INDIANAPOLIS - A federal judge in the U.S. District Court for the Southern District of Indiana on July 7 ruled that a pollution exclusion in a company's insurance policy "unambiguously excluded" it from coverage for groundwater contamination caused by trichloroethylene (TCE) and other chemicals (Visteon Corporation, et al. v. National Union Fire Insurance Co. of Pittsburgh, No. 11-00200, S.D. Ind.; 2014 U.S. Dist. LEXIS 91578).

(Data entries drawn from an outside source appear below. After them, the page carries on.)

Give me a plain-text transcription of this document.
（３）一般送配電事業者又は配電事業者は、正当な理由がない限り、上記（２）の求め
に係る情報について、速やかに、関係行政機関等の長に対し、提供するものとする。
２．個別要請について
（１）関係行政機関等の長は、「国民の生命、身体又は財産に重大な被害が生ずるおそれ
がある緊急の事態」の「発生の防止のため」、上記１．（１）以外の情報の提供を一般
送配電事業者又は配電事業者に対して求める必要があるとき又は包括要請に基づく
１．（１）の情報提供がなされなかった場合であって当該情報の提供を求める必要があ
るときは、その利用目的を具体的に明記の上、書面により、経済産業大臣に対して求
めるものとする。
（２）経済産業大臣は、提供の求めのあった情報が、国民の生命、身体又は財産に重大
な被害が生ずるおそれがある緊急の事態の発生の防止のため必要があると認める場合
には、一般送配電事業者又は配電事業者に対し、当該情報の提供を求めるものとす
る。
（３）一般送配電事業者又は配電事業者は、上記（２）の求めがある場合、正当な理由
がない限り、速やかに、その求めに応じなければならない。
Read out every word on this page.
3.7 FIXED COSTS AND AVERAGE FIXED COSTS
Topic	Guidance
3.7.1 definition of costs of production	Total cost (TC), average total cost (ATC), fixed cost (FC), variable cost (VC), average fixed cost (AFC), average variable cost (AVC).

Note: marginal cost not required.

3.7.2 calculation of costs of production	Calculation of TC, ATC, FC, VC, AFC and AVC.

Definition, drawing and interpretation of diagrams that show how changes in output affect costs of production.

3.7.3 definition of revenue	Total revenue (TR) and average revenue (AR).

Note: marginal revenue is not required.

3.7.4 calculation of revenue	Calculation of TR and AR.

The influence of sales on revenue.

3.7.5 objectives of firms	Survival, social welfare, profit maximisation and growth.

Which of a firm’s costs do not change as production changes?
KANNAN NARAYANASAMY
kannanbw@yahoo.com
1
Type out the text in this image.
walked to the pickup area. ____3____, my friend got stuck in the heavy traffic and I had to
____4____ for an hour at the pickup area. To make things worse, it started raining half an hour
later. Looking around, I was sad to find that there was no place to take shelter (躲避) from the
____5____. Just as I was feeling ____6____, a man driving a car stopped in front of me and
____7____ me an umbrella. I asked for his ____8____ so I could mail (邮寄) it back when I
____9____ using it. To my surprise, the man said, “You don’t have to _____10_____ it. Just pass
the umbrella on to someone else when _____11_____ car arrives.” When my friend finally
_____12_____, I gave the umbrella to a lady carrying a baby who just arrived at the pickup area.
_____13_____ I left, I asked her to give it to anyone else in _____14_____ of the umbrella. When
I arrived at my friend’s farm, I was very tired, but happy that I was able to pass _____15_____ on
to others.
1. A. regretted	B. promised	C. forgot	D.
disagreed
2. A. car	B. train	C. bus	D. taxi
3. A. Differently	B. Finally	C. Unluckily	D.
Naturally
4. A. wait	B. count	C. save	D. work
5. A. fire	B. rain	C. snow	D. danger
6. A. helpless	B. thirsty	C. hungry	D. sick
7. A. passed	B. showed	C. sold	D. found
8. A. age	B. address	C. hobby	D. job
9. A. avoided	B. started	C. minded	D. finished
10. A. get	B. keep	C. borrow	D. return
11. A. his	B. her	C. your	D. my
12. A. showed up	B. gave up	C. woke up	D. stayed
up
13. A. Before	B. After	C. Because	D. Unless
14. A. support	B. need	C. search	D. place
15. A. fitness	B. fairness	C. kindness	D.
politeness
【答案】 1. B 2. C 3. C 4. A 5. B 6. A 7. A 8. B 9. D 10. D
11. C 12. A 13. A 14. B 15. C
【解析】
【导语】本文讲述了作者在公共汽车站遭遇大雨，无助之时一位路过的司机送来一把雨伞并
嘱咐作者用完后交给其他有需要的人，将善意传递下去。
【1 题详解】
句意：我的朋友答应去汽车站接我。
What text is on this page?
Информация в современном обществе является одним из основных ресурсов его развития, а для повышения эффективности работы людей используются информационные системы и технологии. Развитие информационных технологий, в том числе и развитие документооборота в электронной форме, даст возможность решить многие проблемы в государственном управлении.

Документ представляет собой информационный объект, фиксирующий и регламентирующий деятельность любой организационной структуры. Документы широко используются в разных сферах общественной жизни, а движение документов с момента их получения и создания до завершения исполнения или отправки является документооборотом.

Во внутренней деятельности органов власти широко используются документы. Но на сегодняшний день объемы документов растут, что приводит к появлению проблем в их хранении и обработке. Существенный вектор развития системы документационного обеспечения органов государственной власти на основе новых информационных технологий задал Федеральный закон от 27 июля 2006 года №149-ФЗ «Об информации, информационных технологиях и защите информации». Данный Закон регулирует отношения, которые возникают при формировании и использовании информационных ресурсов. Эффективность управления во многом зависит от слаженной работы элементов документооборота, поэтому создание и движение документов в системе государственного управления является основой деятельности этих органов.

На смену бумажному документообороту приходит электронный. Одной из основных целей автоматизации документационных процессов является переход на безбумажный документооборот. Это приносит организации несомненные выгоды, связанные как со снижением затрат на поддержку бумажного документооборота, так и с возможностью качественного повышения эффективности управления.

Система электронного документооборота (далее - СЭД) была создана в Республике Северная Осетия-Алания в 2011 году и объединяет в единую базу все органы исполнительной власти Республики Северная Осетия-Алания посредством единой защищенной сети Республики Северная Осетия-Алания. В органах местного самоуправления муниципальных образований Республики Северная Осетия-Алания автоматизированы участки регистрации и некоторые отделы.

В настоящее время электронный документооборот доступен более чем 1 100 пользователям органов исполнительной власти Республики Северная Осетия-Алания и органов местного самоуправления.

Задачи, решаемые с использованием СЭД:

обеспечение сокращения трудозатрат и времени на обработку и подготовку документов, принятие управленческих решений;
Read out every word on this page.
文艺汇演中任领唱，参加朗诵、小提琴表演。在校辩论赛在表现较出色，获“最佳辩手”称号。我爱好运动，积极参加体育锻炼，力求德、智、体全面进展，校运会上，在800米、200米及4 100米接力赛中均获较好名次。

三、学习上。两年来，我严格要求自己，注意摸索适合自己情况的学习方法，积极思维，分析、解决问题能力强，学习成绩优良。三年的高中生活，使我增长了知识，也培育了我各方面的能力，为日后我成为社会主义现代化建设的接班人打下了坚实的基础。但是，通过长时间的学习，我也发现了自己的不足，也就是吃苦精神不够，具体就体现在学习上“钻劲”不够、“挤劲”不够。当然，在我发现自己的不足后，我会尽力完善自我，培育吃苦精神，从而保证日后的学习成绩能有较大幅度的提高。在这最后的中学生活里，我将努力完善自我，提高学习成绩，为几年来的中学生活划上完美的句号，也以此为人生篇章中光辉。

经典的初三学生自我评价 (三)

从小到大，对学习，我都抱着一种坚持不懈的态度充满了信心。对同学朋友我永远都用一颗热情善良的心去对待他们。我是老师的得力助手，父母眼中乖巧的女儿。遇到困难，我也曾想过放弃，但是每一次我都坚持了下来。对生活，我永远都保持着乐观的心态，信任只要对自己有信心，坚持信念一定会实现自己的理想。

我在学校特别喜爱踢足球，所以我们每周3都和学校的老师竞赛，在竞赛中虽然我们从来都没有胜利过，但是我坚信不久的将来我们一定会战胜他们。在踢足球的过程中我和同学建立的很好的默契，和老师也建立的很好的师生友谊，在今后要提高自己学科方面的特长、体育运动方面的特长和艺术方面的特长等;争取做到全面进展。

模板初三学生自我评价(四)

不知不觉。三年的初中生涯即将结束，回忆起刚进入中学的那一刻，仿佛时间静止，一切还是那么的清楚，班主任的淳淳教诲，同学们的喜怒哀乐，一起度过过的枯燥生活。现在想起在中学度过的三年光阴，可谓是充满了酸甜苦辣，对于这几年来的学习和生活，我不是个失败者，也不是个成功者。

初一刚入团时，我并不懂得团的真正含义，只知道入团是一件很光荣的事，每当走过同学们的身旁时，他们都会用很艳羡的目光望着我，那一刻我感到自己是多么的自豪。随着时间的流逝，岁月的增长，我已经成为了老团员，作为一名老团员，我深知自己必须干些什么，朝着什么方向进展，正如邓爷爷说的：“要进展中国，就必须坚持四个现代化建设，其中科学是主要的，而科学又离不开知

NEW YORK - The attorney and the law firm representing Ecuadorian plaintiffs who sued Chevron Corp. alleging environmental contamination filed a brief in the Second Circuit U.S. Court of Appeals on July 2, contending that the judgment of the U.S. District Court for the Southern District of New York that approved a settlement between some of the Ecuadorian plaintiffs' former attorneys and Chevron should be reversed and vacated because Chevron cannot show that misconduct occurred when an Ecuadorian court awarded the plaintiffs damages of $18.5 billion (Chevron Corporation v. Hugo Gerardo Camacho Naranjo, No. 14-832, 2nd Cir.).